Suspensión de contratación de escoltas de la UNP genera reacciones en el gobierno electo
El vicepresidente electo José Manuel Restrepo celebró la decisión de un tribunal que suspendió un millonario contrato de la Unidad Nacional de Protección, resaltando la importancia de la transparencia en el manejo de recursos públicos.

El vicepresidente electo de Colombia, José Manuel Restrepo Abondano, expresó su satisfacción tras la decisión del juzgado Quinto Penal del Circuito de Pereira, que ordenó la suspensión de un proceso de contratación de escoltas para la Unidad Nacional de Protección (UNP). Este contrato, que superaba los 78.000 millones de pesos, se ve afectado por preocupaciones sobre su transparencia y adecuación en un contexto de cambios administrativos.
La suspensión se produjo a raíz de seis acciones de tutela interpuestas por el equipo del presidente electo Abelardo de la Espriella, que alertó sobre la necesidad de intervención de la Procuraduría General de la Nación. Restrepo destacó que esta medida es resultado de un proceso riguroso por parte del equipo de empalme anticorrupción, que busca proteger los recursos públicos y garantizar una gestión transparente.

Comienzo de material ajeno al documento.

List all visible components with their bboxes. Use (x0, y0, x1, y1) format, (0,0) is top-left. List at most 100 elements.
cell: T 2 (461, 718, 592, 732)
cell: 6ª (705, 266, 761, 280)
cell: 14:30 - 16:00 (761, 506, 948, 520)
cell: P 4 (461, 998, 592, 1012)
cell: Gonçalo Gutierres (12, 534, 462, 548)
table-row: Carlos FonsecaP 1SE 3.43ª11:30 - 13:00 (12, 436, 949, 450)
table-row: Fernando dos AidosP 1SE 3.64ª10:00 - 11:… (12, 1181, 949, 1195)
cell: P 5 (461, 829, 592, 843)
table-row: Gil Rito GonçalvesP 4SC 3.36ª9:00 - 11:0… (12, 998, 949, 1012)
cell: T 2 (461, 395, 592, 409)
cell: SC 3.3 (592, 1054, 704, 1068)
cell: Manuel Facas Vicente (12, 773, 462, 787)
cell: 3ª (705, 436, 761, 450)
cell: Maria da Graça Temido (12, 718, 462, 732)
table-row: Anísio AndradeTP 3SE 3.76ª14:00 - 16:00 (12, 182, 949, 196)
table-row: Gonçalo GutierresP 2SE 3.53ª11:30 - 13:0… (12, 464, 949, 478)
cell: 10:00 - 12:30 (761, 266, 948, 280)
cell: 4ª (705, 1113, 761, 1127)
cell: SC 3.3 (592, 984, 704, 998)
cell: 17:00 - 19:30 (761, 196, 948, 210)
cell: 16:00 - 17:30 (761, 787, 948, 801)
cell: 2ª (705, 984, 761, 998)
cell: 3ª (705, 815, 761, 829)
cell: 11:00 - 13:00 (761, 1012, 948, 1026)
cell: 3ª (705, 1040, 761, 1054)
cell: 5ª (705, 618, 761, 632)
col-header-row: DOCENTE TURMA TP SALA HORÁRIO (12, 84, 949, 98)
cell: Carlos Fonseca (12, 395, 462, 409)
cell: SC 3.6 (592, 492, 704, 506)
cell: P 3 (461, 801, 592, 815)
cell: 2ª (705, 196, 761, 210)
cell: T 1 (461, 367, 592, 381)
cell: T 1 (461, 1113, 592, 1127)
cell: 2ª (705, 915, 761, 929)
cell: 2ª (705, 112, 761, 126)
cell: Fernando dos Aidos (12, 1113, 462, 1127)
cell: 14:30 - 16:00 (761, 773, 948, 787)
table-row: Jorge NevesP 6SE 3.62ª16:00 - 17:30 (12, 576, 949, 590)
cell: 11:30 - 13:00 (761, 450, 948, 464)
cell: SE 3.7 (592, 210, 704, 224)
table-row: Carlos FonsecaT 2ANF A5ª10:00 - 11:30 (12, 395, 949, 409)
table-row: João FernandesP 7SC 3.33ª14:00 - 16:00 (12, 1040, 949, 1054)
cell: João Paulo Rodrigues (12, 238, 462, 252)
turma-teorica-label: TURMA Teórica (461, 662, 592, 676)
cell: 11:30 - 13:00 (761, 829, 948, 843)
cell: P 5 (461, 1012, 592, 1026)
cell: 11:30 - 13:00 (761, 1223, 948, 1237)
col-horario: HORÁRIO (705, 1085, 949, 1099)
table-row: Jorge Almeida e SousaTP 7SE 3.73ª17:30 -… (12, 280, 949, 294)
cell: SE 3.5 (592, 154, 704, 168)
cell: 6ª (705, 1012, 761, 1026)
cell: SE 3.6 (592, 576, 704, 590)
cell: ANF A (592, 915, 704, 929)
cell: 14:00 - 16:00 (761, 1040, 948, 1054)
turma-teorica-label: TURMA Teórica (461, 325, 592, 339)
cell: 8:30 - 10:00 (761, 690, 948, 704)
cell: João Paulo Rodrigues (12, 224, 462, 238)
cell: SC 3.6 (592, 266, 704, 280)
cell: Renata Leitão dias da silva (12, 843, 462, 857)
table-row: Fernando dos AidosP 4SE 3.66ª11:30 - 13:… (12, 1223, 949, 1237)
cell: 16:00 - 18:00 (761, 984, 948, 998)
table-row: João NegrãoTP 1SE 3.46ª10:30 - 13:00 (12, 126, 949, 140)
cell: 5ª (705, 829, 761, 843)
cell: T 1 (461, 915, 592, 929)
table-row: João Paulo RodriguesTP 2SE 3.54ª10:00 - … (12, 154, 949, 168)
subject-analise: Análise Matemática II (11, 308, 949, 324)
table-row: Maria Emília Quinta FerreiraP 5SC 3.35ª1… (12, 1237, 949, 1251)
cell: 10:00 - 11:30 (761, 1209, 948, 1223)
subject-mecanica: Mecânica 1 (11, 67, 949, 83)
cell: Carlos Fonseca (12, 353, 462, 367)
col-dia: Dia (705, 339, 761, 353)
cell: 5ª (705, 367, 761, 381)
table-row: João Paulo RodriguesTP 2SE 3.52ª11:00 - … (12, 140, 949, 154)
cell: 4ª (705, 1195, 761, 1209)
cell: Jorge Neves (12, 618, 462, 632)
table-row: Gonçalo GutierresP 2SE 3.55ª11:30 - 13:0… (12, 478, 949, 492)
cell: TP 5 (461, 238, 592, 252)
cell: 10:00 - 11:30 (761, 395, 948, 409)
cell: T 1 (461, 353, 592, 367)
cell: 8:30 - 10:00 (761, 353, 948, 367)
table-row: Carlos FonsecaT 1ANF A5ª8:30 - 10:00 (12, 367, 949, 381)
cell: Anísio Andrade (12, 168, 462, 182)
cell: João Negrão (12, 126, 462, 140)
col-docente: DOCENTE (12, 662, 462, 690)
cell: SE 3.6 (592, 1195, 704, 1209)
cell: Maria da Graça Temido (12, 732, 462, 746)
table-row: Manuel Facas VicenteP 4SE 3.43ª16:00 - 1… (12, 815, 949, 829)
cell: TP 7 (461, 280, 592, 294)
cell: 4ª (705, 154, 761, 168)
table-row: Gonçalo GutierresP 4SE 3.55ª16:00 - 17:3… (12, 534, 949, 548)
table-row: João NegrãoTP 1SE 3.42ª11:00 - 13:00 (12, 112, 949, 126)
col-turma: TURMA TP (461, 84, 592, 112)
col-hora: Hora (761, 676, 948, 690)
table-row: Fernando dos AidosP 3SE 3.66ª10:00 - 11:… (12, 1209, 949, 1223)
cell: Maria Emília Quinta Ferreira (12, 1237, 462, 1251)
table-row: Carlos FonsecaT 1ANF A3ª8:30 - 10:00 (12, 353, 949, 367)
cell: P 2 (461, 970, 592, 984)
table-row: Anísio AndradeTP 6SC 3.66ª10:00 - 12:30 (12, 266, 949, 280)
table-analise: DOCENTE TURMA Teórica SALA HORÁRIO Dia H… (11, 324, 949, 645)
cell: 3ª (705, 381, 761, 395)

Uno de los principales puntos de controversia en este proceso era la modificación de los criterios de contratación, que, según los demandantes, limitaba injustamente la cobertura geográfica de los escoltas, generando riesgos para su seguridad y posibles implicaciones de discriminación hacia sectores laborales más vulnerables.
En línea con esta suspensión, el vicepresidente electo había anteriormente solicitado la revisión de un decreto emitido por el gobierno de Gustavo Petro, que modificaba los requisitos para el nombramiento de oficiales de protección en la UNP. Restrepo manifestó su preocupación por dicha norma, argumentando que podría tener un impacto significativo en la seguridad de los altos funcionarios del próximo gobierno, como el presidente electo y su equipo.
Restrepo enfatizó la necesidad de decidir sobre los aspectos vinculados a la seguridad presidencial con la debida atención a la legalidad, especialmente en un periodo de transición administrativa. Su postura sugiere un compromiso firme con la ética y la transparencia en la gestión pública, conceptos que considera cruciales para asegurar la confianza en la administración estatal.
El equipo de empalme anticorrupción reafirmó su compromiso de vigilar el uso de recursos públicos y mantener un carácter proactivo en el control de la gestión estatal. Esta situación se inscribe en un contexto mayor de cuestionamientos a la administración saliente, que dejó pendientes de aclarar la asignación de más de 5.000 cargos en contextos críticos de seguridad.
La decisión del tribunal y los esfuerzos de Restrepo y su equipo están alineados con la intención de fomentar una cultura de transparencia en los procesos de contratación pública, que abren un canal de diálogo sobre la importancia de un control exhaustivo durante las transiciones gubernamentales. Con la toma de posesión de la nueva administración prevista para el próximo 7 de agosto, el escenario se presenta como un momento clave para establecer reglas claras y principios éticos en la gestión de la seguridad nacional.